2008 hurdle: turning clicks to knocks
The handful of people who have gathered on the patio of a Pasadena coffeehouse are either the answer, or the big question mark, in the upcoming presidential election.
They have come at the behest of Mike Barako, a Los Angeles special-ed teacher who has been following Sen. Barack Obama (D-Ill.). Last month, Barako launched a website through Obama's online campaign to build a local committee of active supporters. More than two dozen people promised to come out for this night's organizational meeting.
But only eight people have shown up, pointing up one of the challenges of the 2008 presidential campaigns' rush to the Internet. Building an online database of supporters and the curious is one thing. Spurring them to action is another.
"That's going to be the test
It's still early in the campaign cycle, but nearly all the major 2008 presidential candidates -- both announced and presumed -- are wrestling with the technology that has made such successes of MySpace, Facebook, MeetUp and other social networking sites.

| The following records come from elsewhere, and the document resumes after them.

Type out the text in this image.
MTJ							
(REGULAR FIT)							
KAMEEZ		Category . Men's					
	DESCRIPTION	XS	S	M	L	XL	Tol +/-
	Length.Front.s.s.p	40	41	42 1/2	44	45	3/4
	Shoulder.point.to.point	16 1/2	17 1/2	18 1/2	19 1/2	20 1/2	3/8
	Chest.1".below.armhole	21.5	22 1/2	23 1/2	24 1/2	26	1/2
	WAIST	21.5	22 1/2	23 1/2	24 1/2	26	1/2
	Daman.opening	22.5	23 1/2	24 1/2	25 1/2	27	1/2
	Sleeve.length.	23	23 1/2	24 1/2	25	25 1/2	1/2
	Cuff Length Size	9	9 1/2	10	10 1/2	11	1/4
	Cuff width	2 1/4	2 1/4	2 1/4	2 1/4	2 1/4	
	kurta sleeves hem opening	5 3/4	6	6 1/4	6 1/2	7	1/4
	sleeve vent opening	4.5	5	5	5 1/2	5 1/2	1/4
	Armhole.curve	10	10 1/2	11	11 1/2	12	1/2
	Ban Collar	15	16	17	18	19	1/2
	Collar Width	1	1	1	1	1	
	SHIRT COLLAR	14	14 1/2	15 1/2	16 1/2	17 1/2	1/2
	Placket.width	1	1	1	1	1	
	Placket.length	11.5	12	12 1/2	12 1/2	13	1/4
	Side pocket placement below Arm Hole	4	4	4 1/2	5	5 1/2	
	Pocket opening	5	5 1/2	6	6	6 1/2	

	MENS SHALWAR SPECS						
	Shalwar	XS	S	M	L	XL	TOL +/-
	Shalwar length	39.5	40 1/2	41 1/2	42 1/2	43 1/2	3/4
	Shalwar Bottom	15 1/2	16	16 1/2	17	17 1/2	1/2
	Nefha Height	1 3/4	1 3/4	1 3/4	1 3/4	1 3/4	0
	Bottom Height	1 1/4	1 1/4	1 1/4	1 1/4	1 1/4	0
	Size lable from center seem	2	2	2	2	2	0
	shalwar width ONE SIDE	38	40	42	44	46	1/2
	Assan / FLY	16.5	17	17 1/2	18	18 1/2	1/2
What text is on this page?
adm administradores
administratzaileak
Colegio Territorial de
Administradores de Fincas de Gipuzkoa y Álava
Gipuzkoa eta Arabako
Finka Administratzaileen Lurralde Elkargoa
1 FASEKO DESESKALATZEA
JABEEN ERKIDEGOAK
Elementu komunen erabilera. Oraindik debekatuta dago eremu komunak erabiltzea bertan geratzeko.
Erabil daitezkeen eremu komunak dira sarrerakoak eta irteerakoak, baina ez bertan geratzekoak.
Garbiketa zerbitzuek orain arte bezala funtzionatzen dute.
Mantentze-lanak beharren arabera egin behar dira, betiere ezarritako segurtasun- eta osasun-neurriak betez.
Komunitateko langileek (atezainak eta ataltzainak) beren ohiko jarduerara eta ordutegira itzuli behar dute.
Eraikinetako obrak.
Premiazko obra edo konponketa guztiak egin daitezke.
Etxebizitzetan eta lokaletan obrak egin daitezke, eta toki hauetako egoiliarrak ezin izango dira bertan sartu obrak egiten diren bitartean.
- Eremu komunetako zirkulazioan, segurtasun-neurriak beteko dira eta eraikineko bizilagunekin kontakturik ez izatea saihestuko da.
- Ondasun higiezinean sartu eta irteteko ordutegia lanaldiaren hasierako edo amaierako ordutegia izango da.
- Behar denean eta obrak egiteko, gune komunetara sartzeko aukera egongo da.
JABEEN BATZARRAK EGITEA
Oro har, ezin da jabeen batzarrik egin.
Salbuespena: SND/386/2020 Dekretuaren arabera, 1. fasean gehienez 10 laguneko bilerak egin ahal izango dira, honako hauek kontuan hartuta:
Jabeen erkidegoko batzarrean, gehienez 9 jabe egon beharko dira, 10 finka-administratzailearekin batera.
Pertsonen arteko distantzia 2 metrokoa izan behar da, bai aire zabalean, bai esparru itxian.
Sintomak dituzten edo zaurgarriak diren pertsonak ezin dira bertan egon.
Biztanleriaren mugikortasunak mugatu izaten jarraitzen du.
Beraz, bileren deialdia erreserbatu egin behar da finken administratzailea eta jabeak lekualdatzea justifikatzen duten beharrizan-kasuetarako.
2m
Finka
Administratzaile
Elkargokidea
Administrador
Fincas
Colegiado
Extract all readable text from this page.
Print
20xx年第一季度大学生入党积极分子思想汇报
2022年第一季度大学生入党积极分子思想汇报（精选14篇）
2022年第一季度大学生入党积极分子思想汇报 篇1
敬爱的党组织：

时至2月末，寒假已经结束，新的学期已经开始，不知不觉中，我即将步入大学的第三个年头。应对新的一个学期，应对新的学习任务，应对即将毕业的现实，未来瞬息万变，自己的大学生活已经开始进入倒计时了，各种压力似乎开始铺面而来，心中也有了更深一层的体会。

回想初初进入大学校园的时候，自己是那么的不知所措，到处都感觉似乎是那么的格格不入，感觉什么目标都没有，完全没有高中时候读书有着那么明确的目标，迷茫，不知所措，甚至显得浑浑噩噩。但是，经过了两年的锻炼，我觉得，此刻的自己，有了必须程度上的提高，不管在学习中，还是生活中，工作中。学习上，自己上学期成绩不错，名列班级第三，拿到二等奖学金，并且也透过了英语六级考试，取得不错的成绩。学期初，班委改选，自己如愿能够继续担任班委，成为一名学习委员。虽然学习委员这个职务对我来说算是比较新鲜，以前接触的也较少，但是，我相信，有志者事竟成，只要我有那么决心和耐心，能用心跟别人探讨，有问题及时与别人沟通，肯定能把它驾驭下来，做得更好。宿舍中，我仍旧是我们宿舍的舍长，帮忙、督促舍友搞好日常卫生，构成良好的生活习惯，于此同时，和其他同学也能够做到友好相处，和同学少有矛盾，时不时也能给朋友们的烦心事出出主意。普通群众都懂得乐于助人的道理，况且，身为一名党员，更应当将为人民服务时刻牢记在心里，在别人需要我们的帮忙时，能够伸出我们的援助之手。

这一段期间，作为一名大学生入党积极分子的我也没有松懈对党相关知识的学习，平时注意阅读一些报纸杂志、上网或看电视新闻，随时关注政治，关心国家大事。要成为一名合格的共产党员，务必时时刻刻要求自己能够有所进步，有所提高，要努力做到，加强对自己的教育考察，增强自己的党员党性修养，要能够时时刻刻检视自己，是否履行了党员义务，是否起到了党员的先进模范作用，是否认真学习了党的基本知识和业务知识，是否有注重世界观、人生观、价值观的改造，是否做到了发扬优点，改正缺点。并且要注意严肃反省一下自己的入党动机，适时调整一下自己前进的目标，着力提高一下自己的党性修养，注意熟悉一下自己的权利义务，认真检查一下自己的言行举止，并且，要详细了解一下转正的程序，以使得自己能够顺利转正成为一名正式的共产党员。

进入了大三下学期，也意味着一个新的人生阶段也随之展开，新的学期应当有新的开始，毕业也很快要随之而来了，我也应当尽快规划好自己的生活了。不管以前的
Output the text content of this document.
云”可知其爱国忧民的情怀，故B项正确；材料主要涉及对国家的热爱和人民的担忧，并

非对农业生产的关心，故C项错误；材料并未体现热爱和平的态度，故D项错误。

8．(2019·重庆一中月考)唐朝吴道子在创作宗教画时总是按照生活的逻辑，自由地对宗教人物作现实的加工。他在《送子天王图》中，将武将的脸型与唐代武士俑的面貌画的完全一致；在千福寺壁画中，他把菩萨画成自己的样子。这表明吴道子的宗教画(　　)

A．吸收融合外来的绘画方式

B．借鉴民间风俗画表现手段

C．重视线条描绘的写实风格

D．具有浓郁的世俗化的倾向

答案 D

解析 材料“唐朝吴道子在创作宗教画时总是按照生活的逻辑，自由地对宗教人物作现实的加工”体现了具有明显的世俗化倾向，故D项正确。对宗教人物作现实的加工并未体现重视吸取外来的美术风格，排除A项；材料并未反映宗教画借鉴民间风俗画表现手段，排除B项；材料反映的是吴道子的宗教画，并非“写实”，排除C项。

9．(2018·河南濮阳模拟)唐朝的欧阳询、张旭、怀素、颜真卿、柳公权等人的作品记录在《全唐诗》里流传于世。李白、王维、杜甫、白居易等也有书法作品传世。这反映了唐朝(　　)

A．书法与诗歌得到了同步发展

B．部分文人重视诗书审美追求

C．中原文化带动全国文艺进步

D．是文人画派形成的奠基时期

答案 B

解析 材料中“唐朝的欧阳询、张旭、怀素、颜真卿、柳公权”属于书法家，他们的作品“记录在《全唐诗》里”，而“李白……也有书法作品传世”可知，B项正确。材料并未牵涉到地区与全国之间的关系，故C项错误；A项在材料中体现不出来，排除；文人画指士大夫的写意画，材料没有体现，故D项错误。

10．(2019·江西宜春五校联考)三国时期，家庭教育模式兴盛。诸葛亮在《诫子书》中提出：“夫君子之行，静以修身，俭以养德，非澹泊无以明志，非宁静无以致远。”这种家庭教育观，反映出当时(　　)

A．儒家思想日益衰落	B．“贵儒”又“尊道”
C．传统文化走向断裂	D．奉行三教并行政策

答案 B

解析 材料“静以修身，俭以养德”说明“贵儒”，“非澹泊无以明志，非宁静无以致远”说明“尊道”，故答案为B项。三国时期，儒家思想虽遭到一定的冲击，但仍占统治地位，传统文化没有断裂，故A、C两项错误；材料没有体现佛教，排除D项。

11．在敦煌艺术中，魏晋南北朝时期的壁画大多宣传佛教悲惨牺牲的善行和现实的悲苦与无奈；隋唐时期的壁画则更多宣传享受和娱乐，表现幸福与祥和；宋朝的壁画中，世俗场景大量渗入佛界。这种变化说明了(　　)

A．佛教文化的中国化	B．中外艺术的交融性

Yet in their rush to the Web world, the campaigns have stumbled as much as they've succeeded. Two bloggers with embarrassing baggage quit former Sen. John Edwards' campaign under pressure over earlier comments bashing Catholics. And some say McCainSpace, a social networking site, emphasizes fundraising over network building.
Of the major declared and anticipated candidates, those who have moved most aggressively to the Internet are Obama; Edwards; Sen. John McCain (R-Ariz.); Sen. Hillary Rodham Clinton (D-N.Y.); and former Massachusetts Gov. Mitt Romney, a Republican.
Their sites let supporters create their own campaign-linked pages, find one another through regional search mechanisms, download posters and signup sheets, raise money and, in the case of Obama, print out voter registration forms.
According to staff lists maintained by George Washington University's Democracy in Action, many of the campaigns have turned to 2004 veterans to oversee their Web projects: Former Howard Dean staffers Matthew Gross and Joe Rospars work for Edwards and Obama, respectively; John F. Kerry advisor Peter Daou is with Clinton; former Bush-Cheney webmaster and Republican blogger Patrick Ruffini works for former New York Mayor Rudolph W. Giuliani; and Mindy Finn, a Bush-Cheney 2004 veteran and former deputy campaign director of the Republican National Committee, works for Romney.